I read the article. Too bad they did not mention whether the subjects liked the odors or not. :-) I suspect that they did not, because the concentrations of the chemicals used were much, much higher than what would be normally found on a person.
- Re: For Gay Men, an Attraction to a Different Kind of Scentposted on 05/10/2005
A freind of mine said she once sat closely by a sweaty man she met at first time and his odor drove her crazy (sexually aroused) and in the end she fled from him. :)))
I personally had no such experience and am very curious to find out if it's true. :)
- posted on 05/10/2005
再给楼主凑个趣。下面这篇文章说,使用雄性体味剂的男人明显地提高了对女人的吸引力,但是这个吸引力在正式的约会时会失效。我的看法是,大概女性在正式约会时智慧占了上风。

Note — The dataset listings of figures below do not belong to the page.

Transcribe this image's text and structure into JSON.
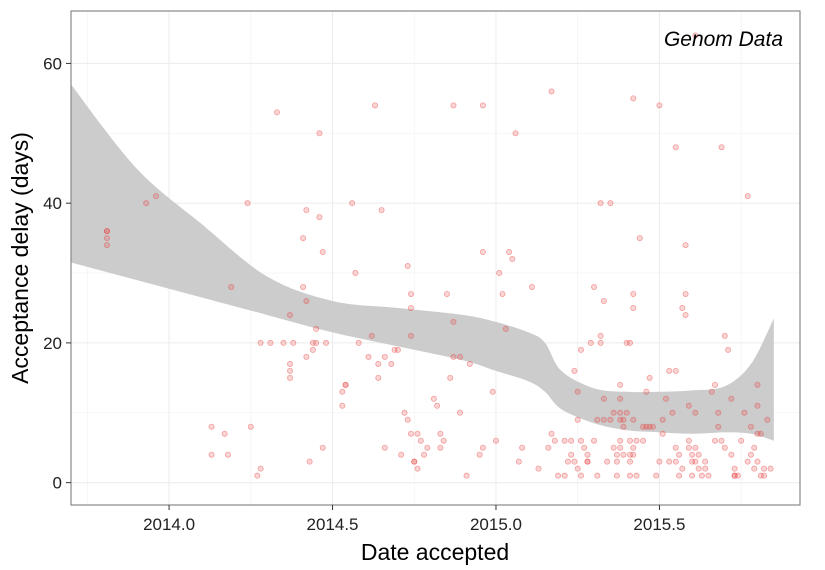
{
  "chart_data": {
    "type": "scatter",
    "xlabel": "Date accepted",
    "ylabel": "Acceptance delay (days)",
    "annotation": "Genom Data",
    "xlim": [
      2013.7,
      2015.93
    ],
    "ylim": [
      -3.2,
      67.5
    ],
    "x_ticks": [
      2014.0,
      2014.5,
      2015.0,
      2015.5
    ],
    "x_tick_labels": [
      "2014.0",
      "2014.5",
      "2015.0",
      "2015.5"
    ],
    "y_ticks": [
      0,
      20,
      40,
      60
    ],
    "y_tick_labels": [
      "0",
      "20",
      "40",
      "60"
    ],
    "grid": true,
    "colors": {
      "points": "#e8413e",
      "band": "#cccccc",
      "panel_border": "#888888",
      "grid": "#ececec"
    },
    "series": [
      {
        "points": [
          [
            2013.81,
            36
          ],
          [
            2013.81,
            35
          ],
          [
            2013.81,
            34
          ],
          [
            2013.81,
            36
          ],
          [
            2013.93,
            40
          ],
          [
            2013.96,
            41
          ],
          [
            2014.13,
            8
          ],
          [
            2014.13,
            4
          ],
          [
            2014.17,
            7
          ],
          [
            2014.18,
            4
          ],
          [
            2014.19,
            28
          ],
          [
            2014.24,
            40
          ],
          [
            2014.25,
            8
          ],
          [
            2014.27,
            1
          ],
          [
            2014.28,
            20
          ],
          [
            2014.28,
            2
          ],
          [
            2014.31,
            20
          ],
          [
            2014.33,
            53
          ],
          [
            2014.35,
            20
          ],
          [
            2014.37,
            24
          ],
          [
            2014.37,
            17
          ],
          [
            2014.37,
            15
          ],
          [
            2014.37,
            16
          ],
          [
            2014.38,
            20
          ],
          [
            2014.41,
            35
          ],
          [
            2014.41,
            28
          ],
          [
            2014.42,
            39
          ],
          [
            2014.42,
            26
          ],
          [
            2014.42,
            18
          ],
          [
            2014.43,
            3
          ],
          [
            2014.44,
            20
          ],
          [
            2014.44,
            19
          ],
          [
            2014.45,
            20
          ],
          [
            2014.45,
            22
          ],
          [
            2014.46,
            50
          ],
          [
            2014.46,
            38
          ],
          [
            2014.47,
            33
          ],
          [
            2014.47,
            5
          ],
          [
            2014.48,
            20
          ],
          [
            2014.53,
            13
          ],
          [
            2014.53,
            11
          ],
          [
            2014.54,
            14
          ],
          [
            2014.54,
            14
          ],
          [
            2014.56,
            40
          ],
          [
            2014.57,
            30
          ],
          [
            2014.58,
            20
          ],
          [
            2014.61,
            18
          ],
          [
            2014.62,
            21
          ],
          [
            2014.63,
            54
          ],
          [
            2014.64,
            17
          ],
          [
            2014.64,
            15
          ],
          [
            2014.65,
            39
          ],
          [
            2014.66,
            18
          ],
          [
            2014.66,
            5
          ],
          [
            2014.68,
            17
          ],
          [
            2014.69,
            19
          ],
          [
            2014.7,
            19
          ],
          [
            2014.71,
            4
          ],
          [
            2014.72,
            10
          ],
          [
            2014.73,
            31
          ],
          [
            2014.73,
            9
          ],
          [
            2014.74,
            21
          ],
          [
            2014.74,
            27
          ],
          [
            2014.74,
            25
          ],
          [
            2014.74,
            7
          ],
          [
            2014.75,
            3
          ],
          [
            2014.75,
            3
          ],
          [
            2014.76,
            2
          ],
          [
            2014.76,
            7
          ],
          [
            2014.77,
            6
          ],
          [
            2014.78,
            4
          ],
          [
            2014.79,
            5
          ],
          [
            2014.81,
            12
          ],
          [
            2014.82,
            11
          ],
          [
            2014.83,
            5
          ],
          [
            2014.83,
            7
          ],
          [
            2014.84,
            6
          ],
          [
            2014.85,
            27
          ],
          [
            2014.86,
            15
          ],
          [
            2014.87,
            23
          ],
          [
            2014.87,
            18
          ],
          [
            2014.87,
            54
          ],
          [
            2014.89,
            18
          ],
          [
            2014.89,
            10
          ],
          [
            2014.91,
            1
          ],
          [
            2014.92,
            17
          ],
          [
            2014.95,
            4
          ],
          [
            2014.96,
            33
          ],
          [
            2014.96,
            5
          ],
          [
            2014.96,
            54
          ],
          [
            2014.99,
            13
          ],
          [
            2015.0,
            6
          ],
          [
            2015.01,
            30
          ],
          [
            2015.02,
            27
          ],
          [
            2015.03,
            22
          ],
          [
            2015.04,
            33
          ],
          [
            2015.05,
            32
          ],
          [
            2015.06,
            50
          ],
          [
            2015.07,
            3
          ],
          [
            2015.08,
            5
          ],
          [
            2015.11,
            28
          ],
          [
            2015.13,
            2
          ],
          [
            2015.16,
            5
          ],
          [
            2015.17,
            56
          ],
          [
            2015.17,
            7
          ],
          [
            2015.18,
            6
          ],
          [
            2015.19,
            1
          ],
          [
            2015.21,
            1
          ],
          [
            2015.21,
            6
          ],
          [
            2015.22,
            3
          ],
          [
            2015.23,
            4
          ],
          [
            2015.23,
            6
          ],
          [
            2015.24,
            16
          ],
          [
            2015.24,
            3
          ],
          [
            2015.25,
            13
          ],
          [
            2015.25,
            9
          ],
          [
            2015.25,
            2
          ],
          [
            2015.26,
            1
          ],
          [
            2015.26,
            19
          ],
          [
            2015.26,
            6
          ],
          [
            2015.27,
            5
          ],
          [
            2015.28,
            4
          ],
          [
            2015.28,
            3
          ],
          [
            2015.28,
            3
          ],
          [
            2015.29,
            20
          ],
          [
            2015.3,
            28
          ],
          [
            2015.3,
            6
          ],
          [
            2015.31,
            9
          ],
          [
            2015.31,
            1
          ],
          [
            2015.32,
            40
          ],
          [
            2015.32,
            21
          ],
          [
            2015.32,
            20
          ],
          [
            2015.33,
            12
          ],
          [
            2015.33,
            26
          ],
          [
            2015.33,
            9
          ],
          [
            2015.34,
            3
          ],
          [
            2015.35,
            40
          ],
          [
            2015.35,
            9
          ],
          [
            2015.36,
            5
          ],
          [
            2015.36,
            10
          ],
          [
            2015.37,
            4
          ],
          [
            2015.37,
            3
          ],
          [
            2015.37,
            1
          ],
          [
            2015.38,
            14
          ],
          [
            2015.38,
            12
          ],
          [
            2015.38,
            10
          ],
          [
            2015.38,
            9
          ],
          [
            2015.38,
            6
          ],
          [
            2015.38,
            5
          ],
          [
            2015.39,
            9
          ],
          [
            2015.39,
            8
          ],
          [
            2015.39,
            4
          ],
          [
            2015.4,
            20
          ],
          [
            2015.4,
            10
          ],
          [
            2015.41,
            20
          ],
          [
            2015.41,
            6
          ],
          [
            2015.41,
            4
          ],
          [
            2015.41,
            3
          ],
          [
            2015.41,
            1
          ],
          [
            2015.42,
            55
          ],
          [
            2015.42,
            27
          ],
          [
            2015.42,
            25
          ],
          [
            2015.42,
            9
          ],
          [
            2015.42,
            5
          ],
          [
            2015.42,
            4
          ],
          [
            2015.43,
            1
          ],
          [
            2015.43,
            6
          ],
          [
            2015.44,
            35
          ],
          [
            2015.45,
            8
          ],
          [
            2015.45,
            6
          ],
          [
            2015.46,
            13
          ],
          [
            2015.46,
            8
          ],
          [
            2015.47,
            15
          ],
          [
            2015.47,
            8
          ],
          [
            2015.48,
            8
          ],
          [
            2015.49,
            1
          ],
          [
            2015.5,
            54
          ],
          [
            2015.5,
            3
          ],
          [
            2015.51,
            9
          ],
          [
            2015.51,
            7
          ],
          [
            2015.52,
            12
          ],
          [
            2015.53,
            16
          ],
          [
            2015.53,
            3
          ],
          [
            2015.54,
            10
          ],
          [
            2015.55,
            16
          ],
          [
            2015.55,
            48
          ],
          [
            2015.55,
            5
          ],
          [
            2015.55,
            3
          ],
          [
            2015.56,
            4
          ],
          [
            2015.56,
            1
          ],
          [
            2015.57,
            25
          ],
          [
            2015.57,
            2
          ],
          [
            2015.58,
            34
          ],
          [
            2015.58,
            27
          ],
          [
            2015.58,
            24
          ],
          [
            2015.59,
            11
          ],
          [
            2015.59,
            6
          ],
          [
            2015.59,
            5
          ],
          [
            2015.6,
            4
          ],
          [
            2015.6,
            3
          ],
          [
            2015.6,
            1
          ],
          [
            2015.61,
            10
          ],
          [
            2015.61,
            5
          ],
          [
            2015.61,
            3
          ],
          [
            2015.62,
            2
          ],
          [
            2015.62,
            4
          ],
          [
            2015.63,
            1
          ],
          [
            2015.64,
            3
          ],
          [
            2015.64,
            2
          ],
          [
            2015.65,
            1
          ],
          [
            2015.66,
            13
          ],
          [
            2015.67,
            14
          ],
          [
            2015.67,
            6
          ],
          [
            2015.68,
            10
          ],
          [
            2015.68,
            8
          ],
          [
            2015.69,
            48
          ],
          [
            2015.69,
            6
          ],
          [
            2015.7,
            5
          ],
          [
            2015.7,
            21
          ],
          [
            2015.71,
            19
          ],
          [
            2015.72,
            12
          ],
          [
            2015.72,
            4
          ],
          [
            2015.73,
            1
          ],
          [
            2015.73,
            1
          ],
          [
            2015.73,
            2
          ],
          [
            2015.74,
            1
          ],
          [
            2015.75,
            6
          ],
          [
            2015.76,
            10
          ],
          [
            2015.77,
            41
          ],
          [
            2015.77,
            3
          ],
          [
            2015.78,
            8
          ],
          [
            2015.78,
            4
          ],
          [
            2015.79,
            5
          ],
          [
            2015.79,
            2
          ],
          [
            2015.8,
            14
          ],
          [
            2015.8,
            11
          ],
          [
            2015.8,
            7
          ],
          [
            2015.8,
            3
          ],
          [
            2015.81,
            7
          ],
          [
            2015.81,
            1
          ],
          [
            2015.82,
            2
          ],
          [
            2015.82,
            1
          ],
          [
            2015.83,
            9
          ],
          [
            2015.84,
            2
          ],
          [
            2015.61,
            64
          ]
        ]
      }
    ],
    "smooth": {
      "band_x": [
        2013.7,
        2013.9,
        2014.1,
        2014.3,
        2014.5,
        2014.7,
        2014.9,
        2015.0,
        2015.1,
        2015.15,
        2015.2,
        2015.3,
        2015.4,
        2015.5,
        2015.6,
        2015.7,
        2015.78,
        2015.85
      ],
      "band_lower": [
        31.5,
        29.0,
        26.5,
        24.0,
        21.5,
        19.5,
        17.5,
        16.0,
        14.5,
        13.0,
        10.5,
        8.5,
        7.5,
        7.2,
        7.0,
        7.2,
        7.0,
        6.0
      ],
      "band_upper": [
        57.0,
        45.0,
        37.0,
        29.5,
        26.0,
        25.0,
        24.0,
        23.0,
        21.5,
        20.0,
        16.0,
        13.5,
        13.0,
        13.0,
        13.2,
        13.8,
        17.0,
        23.5
      ]
    }
  }
}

:-)
Pheromonal influences on sociosexual behavior in men
Arch Sex Behav. 1998 Feb;27(1):1-13.
Cutler WB, Friedmann E, McCoy NL.
Athena Institute for Women's Wellness Research, Chester Springs, Pennsylvania 19425, USA.
This study tested whether synthesized human male pheromones increase the sociosexual behavior of men. Thirty-eight heterosexual men, ages 26-42, completed a 2-week baseline period and 6-week placebo-controlled, double-blind trial testing a pheromone "designed to improve the romance in their lives." Each subject kept daily behavioral records for 6 sociosexual behaviors: petting/affection/kissing, formal dates, informal dates, sleeping next to a romantic partner, sexual intercourse, and self-stimulation to ejaculation (masturbation) and FAXed them each week. Significantly more pheromone than placebo users increased above baseline in sexual intercourse and sleeping with a romantic partner. There was a tendency for more pheromone than placebo users to increase above baseline in petting/affection/kissing, and informal dates, but not in self-stimulation to ejaculation or in formal dates. A significantly larger proportion of pheromone than placebo users increased in > or = 2 and > or = 3 of the 5 sociosexual behaviors involving a female partner. Thus, there was a significant increase in male sociosexual behaviors in which a woman's sexual interest and cooperation plays a role but not in male masturbation which involves only the man. These initial data need replication but suggest that human male pheromones affected the sexual attractiveness of men to women.